FedEx offers a 96-hour, zero-pre-conditioning package for cold chain shipments


NanoCool technology needs neither batteries nor dry ice/gel packs for 2-8C shipping

Saying that the company wants to continually offer “innovative, cutting-edge technologies” for life sciences logistics, FedEx Health Solutions (Memphis) has teamed up with a company called NanoCool (Albuquerque, NM) to offer a stock container for shipping clinical trial materials and other temperature-sensitive life sciences products. The Nanocool technology depends on the thermodynamics of evaporative cooling—by allowing a defined quantity of water to expand into a near-vacuum space, the package provides 2-8°C cooling. Carl Asmus, VP of supply chain solutions and market development at FedEx, says that the company worked with NanoCool to extend the package’s useful life to 96 hours—sufficient to make international air-freight runs with a comfortable safety margin.

Besides the efficiencies of avoiding the need for dry ice (or other coolant replenishment) in the logistics process, the NanoCool technology requires no pre-conditioning, says Tom Dale, director of healthcare solutions at FedEx. “Pre-conditioning” is the process of refrigerating the container and its coolant, prior to assembling the package and delivering it to the carrier. The NanoCool box simply has a plug that breaks the seal in the vacuum chamber; when activated, the package reaches 4°C within five minutes. Additionally, the package, which is stocked and sold by FedEx, is roughly the same price as conventional containers employing boardstock, insulated panels and gel packs; it is also intended for single-use and is readily disposed. “Customers can have the box sitting in storage, and pull it down, activate the cooling and send the package on its way,” says Dale. Payload volumes range from 80 to 400 cu. in., and there is a 48- as well as 96-hour option.

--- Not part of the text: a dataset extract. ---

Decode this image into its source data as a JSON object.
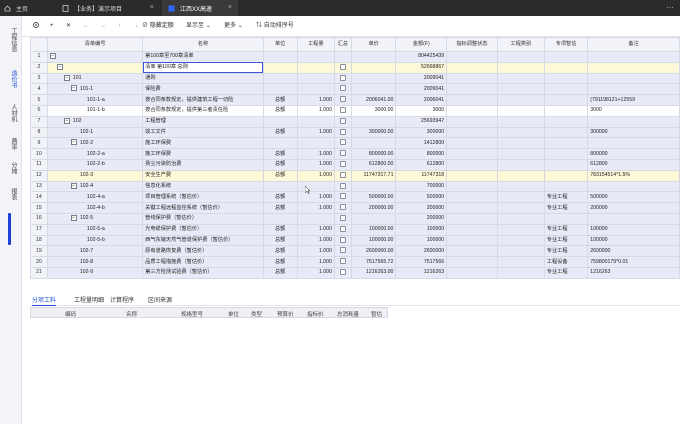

Asmus also updated recent other product introductions from FedEx. Its SenseAware technology, employing radio technology to monitor and transmit package location and condition, is picking up clients in life sciences, as well as in industries such as aircraft maintenance (for tracking aerospace replacement parts in transit). And its thermal blanket program—used for protecting controlled-room temperature (CRT) shipments—is broadening its user base beyond bulk shipments from South Asia to the rest of the world, and is now in widening use domestically. Finally, the company also recently announced an expansion of its Priority Alert service (which is used by many life sciences shippers) to 72 locations worldwide.